Dr. Kent Brantly is the American doctor who has contracted Ebola while working in Liberia.

Brantly, 33, is a family physician and father of two who traveled in October to Monrovia in Liberia.

He started treating Ebola patients in June.

Even after contracting the illness, he asked his church to pray for others as well as himself.

“He has such a compassionate heart,” Jason Brewington, a church member who worked with Brantly at Fort Worth’s John Peter Smith Hospital, told the Dallas Morning News. “Even in the midst of this, he’s asking not just for himself, but for others.”

Brantly recognized he had symptoms associated with the deadly disease last week, and he was placed in isolation. He’s in stable but very serious condition with a fever and aches and pains, but is still working on his computer.

Dr. Kent Brantly is shown in this 2013 photo provided by JPS Health Network.
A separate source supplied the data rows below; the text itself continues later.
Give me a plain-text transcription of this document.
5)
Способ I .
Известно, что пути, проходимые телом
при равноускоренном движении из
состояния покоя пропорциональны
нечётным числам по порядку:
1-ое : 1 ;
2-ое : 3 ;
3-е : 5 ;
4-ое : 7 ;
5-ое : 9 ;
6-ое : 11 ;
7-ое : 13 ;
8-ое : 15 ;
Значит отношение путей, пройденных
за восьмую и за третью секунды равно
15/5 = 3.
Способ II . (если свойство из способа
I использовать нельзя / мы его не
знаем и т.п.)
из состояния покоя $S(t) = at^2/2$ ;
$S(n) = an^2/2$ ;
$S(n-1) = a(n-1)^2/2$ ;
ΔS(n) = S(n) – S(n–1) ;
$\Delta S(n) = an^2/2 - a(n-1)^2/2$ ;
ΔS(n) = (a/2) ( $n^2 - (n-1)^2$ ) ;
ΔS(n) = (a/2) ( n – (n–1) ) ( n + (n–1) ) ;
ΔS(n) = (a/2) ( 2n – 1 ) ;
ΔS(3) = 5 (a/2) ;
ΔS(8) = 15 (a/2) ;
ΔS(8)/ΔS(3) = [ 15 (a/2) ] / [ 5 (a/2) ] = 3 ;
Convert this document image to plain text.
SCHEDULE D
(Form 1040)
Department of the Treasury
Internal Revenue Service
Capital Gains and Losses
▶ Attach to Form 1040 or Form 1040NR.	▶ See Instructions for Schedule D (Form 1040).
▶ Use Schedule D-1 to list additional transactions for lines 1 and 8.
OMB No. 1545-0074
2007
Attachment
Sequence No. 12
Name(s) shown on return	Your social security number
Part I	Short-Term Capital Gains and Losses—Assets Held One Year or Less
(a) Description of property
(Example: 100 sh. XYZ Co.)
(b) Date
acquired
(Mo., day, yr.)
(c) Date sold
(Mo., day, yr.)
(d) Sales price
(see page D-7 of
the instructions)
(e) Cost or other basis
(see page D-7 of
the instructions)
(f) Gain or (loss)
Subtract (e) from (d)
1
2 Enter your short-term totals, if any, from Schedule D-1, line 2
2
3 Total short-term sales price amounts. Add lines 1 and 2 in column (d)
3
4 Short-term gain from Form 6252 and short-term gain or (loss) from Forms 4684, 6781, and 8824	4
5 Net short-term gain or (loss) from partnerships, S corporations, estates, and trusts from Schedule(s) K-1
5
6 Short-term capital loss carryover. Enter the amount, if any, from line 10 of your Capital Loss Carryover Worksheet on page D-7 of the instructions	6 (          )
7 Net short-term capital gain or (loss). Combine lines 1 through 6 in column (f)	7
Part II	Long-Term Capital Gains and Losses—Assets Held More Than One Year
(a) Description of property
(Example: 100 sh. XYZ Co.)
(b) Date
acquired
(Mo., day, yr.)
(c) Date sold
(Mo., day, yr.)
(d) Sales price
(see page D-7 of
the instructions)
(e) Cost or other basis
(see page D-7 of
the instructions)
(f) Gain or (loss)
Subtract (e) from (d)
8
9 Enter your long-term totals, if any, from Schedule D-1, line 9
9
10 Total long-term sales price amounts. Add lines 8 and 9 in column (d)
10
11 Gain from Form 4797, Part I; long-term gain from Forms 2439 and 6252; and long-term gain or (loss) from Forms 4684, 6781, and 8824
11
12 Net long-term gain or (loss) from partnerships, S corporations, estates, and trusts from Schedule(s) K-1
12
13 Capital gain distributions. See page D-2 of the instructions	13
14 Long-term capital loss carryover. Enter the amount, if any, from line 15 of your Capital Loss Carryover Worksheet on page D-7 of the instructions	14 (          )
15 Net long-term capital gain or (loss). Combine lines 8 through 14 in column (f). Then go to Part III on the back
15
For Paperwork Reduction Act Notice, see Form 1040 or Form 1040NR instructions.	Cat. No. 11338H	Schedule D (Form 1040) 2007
A relief group official says Brantly is one of two American aid workers that have tested positive for the Ebola virus while working to combat an outbreak of the deadly disease at a hospital in Liberia. A spokesman said both Americans have been isolated and are under intensive treatment.(AP Photo/JPS Health Network)

This photo provided by the CDC shows an ebola Virus. U.S. health officials are monitoring the Ebola outbreak in Africa but say the risk of the deadly germ spreading to the United States is remote. (AP Photo/CDC)

In this photo taken on Monday, July 28, 2014, people hang out in a street under a banner which warns people to be cautious about Ebola, in Monrovia, Liberia. Two American aid workers in Liberia have tested positive for the virus and are being treated there. U.S. health officials said Monday that the risk of the deadly germ spreading to the United States is remote. (AP Photo/Jonathan Paye-Layleh)

Brantly is the medical director for the Ebola care center of the aid group Samaritan’s Purse in the Liberian capital of Monrovia. 

His mother, Jan Brantly, says he had wanted to be a medical missionary from an early age. She says the Indianapolis Heritage Christian High School graduate began going on mission trips while young and has also worked in Uganda and Tanzania.

An Indiana University School of Medicine spokeswoman says Brantly graduated from there in 2009. She says Brantly worked performed humanitarian work while still in medical school, working with impoverished, inner-city residents.

Several other Americans have also been infected, while American resident and Liberian government official Patrick Sawyer recently died of Ebola after arriving in Nigeria.

The Associated Press contributed to this report.